By Limor Shiponi
The guy opened his mouth to tell me a story he’s been working on for over a month; it was a disaster. The words stumbled out of his mouth; he looked totally confused and frightened. “But I’ve been practicing daily,” he hissed with visible frustration.
I asked him to tell me about his daily practice. Turns out he’s been practicing during his daily swim – in his head, silently.
Storytellers need to practice out loud
You don’t need to use your full vocal projection every time you practice – although that couldn’t be a bad idea – but you do need to talk, speak, breath, use your lungs, diaphragm and vocal cords. Here are some good reasons to take this advice seriously (besides flunking a specific telling):
>Practicing only the text, you’re not developing 2/3 of your expression channels.
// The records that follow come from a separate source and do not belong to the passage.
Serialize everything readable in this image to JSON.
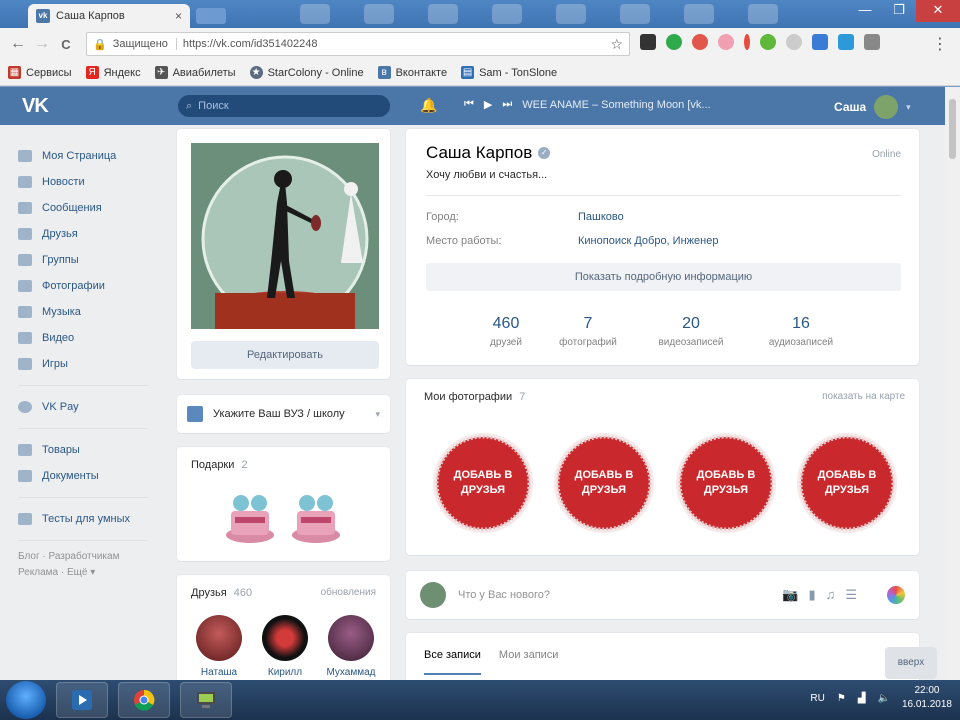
{
  "browser": {
    "tab_title": "Саша Карпов",
    "tab_close": "×",
    "window_min": "—",
    "window_max": "❐",
    "window_close": "✕",
    "back": "←",
    "forward": "→",
    "reload": "C",
    "secure_label": "Защищено",
    "url": "https://vk.com/id351402248",
    "bookmark_star": "☆",
    "menu": "⋮",
    "bookmarks": [
      {
        "label": "Сервисы",
        "color": "#c0392b"
      },
      {
        "label": "Яндекс",
        "color": "#e52620"
      },
      {
        "label": "Авиабилеты",
        "color": "#555555"
      },
      {
        "label": "StarColony - Online",
        "color": "#5a6b80"
      },
      {
        "label": "Вконтакте",
        "color": "#4a76a8"
      },
      {
        "label": "Sam - TonSlone",
        "color": "#2f6fb8"
      }
    ]
  },
  "vk": {
    "logo": "VK",
    "search_placeholder": "Поиск",
    "player": {
      "prev": "⏮",
      "play": "▶",
      "next": "⏭"
    },
    "track": "WEE ANAME – Something Moon [vk...",
    "user_name": "Саша",
    "dropdown": "▾",
    "nav": [
      {
        "label": "Моя Страница",
        "icon": "home-icon"
      },
      {
        "label": "Новости",
        "icon": "news-icon"
      },
      {
        "label": "Сообщения",
        "icon": "messages-icon"
      },
      {
        "label": "Друзья",
        "icon": "friends-icon"
      },
      {
        "label": "Группы",
        "icon": "groups-icon"
      },
      {
        "label": "Фотографии",
        "icon": "photos-icon"
      },
      {
        "label": "Музыка",
        "icon": "music-icon"
      },
      {
        "label": "Видео",
        "icon": "video-icon"
      },
      {
        "label": "Игры",
        "icon": "games-icon"
      }
    ],
    "nav_pay": "VK Pay",
    "nav_extra": [
      {
        "label": "Товары"
      },
      {
        "label": "Документы"
      }
    ],
    "nav_tests": "Тесты для умных",
    "nav_footer": "Блог · Разработчикам Реклама · Ещё ▾",
    "edit_button": "Редактировать",
    "school_prompt": "Укажите Ваш ВУЗ / школу",
    "school_chevron": "▾",
    "gifts_title": "Подарки",
    "gifts_count": "2",
    "friends_title": "Друзья",
    "friends_count": "460",
    "friends_link": "обновления",
    "friends": [
      {
        "name": "Наташа",
        "color": "#8b2a2a"
      },
      {
        "name": "Кирилл",
        "color": "#1a1a1a"
      },
      {
        "name": "Мухаммад",
        "color": "#6a3c5a"
      }
    ],
    "profile": {
      "name": "Саша Карпов",
      "status": "Хочу любви и счастья...",
      "online": "Online",
      "city_label": "Город:",
      "city_value": "Пашково",
      "work_label": "Место работы:",
      "work_value": "Кинопоиск Добро, Инженер",
      "more_info": "Показать подробную информацию",
      "counters": [
        {
          "n": "460",
          "l": "друзей"
        },
        {
          "n": "7",
          "l": "фотографий"
        },
        {
          "n": "20",
          "l": "видеозаписей"
        },
        {
          "n": "16",
          "l": "аудиозаписей"
        }
      ]
    },
    "photos_title": "Мои фотографии",
    "photos_count": "7",
    "photos_link": "показать на карте",
    "photo_badges": [
      "ДОБАВЬ В ДРУЗЬЯ",
      "ДОБАВЬ В ДРУЗЬЯ",
      "ДОБАВЬ В ДРУЗЬЯ",
      "ДОБАВЬ В ДРУЗЬЯ"
    ],
    "composer_placeholder": "Что у Вас нового?",
    "composer_tools": [
      "📷",
      "▮",
      "♫",
      "☰"
    ],
    "wall_tabs": {
      "all": "Все записи",
      "mine": "Мои записи"
    },
    "scroll_up": "вверх"
  },
  "taskbar": {
    "lang": "RU",
    "time": "22:00",
    "date": "16.01.2018"
  },
  "colors": {
    "vk_blue": "#4a76a8",
    "badge_red": "#c9282d",
    "link": "#2a5885"
  }
}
Voice and gesture are as important for storytelling as text, and they need practice.
>If you practice in your head while doing something else, that something’s pace will take over and stick to the text as its foundation pace. The foundation pace influences various facets of storytelling performance. Issues like punctuation, pausing and prosody. The guy’s story sure sounded like front crawl (not a compliment).
>Storytelling can be physically demanding. If you don’t use your speaking organs, you have no idea about the physical challenges hidden in a particular story. You don’t even know if you’re fit to tell what sounds so nice in your mind.
Do yourself a big favor and skip practicing in your head. Even more, find people to tell to as you practice. Their feedback – whether explicit or implicit – will help you improve your telling, tweak the story and build your expressive skills.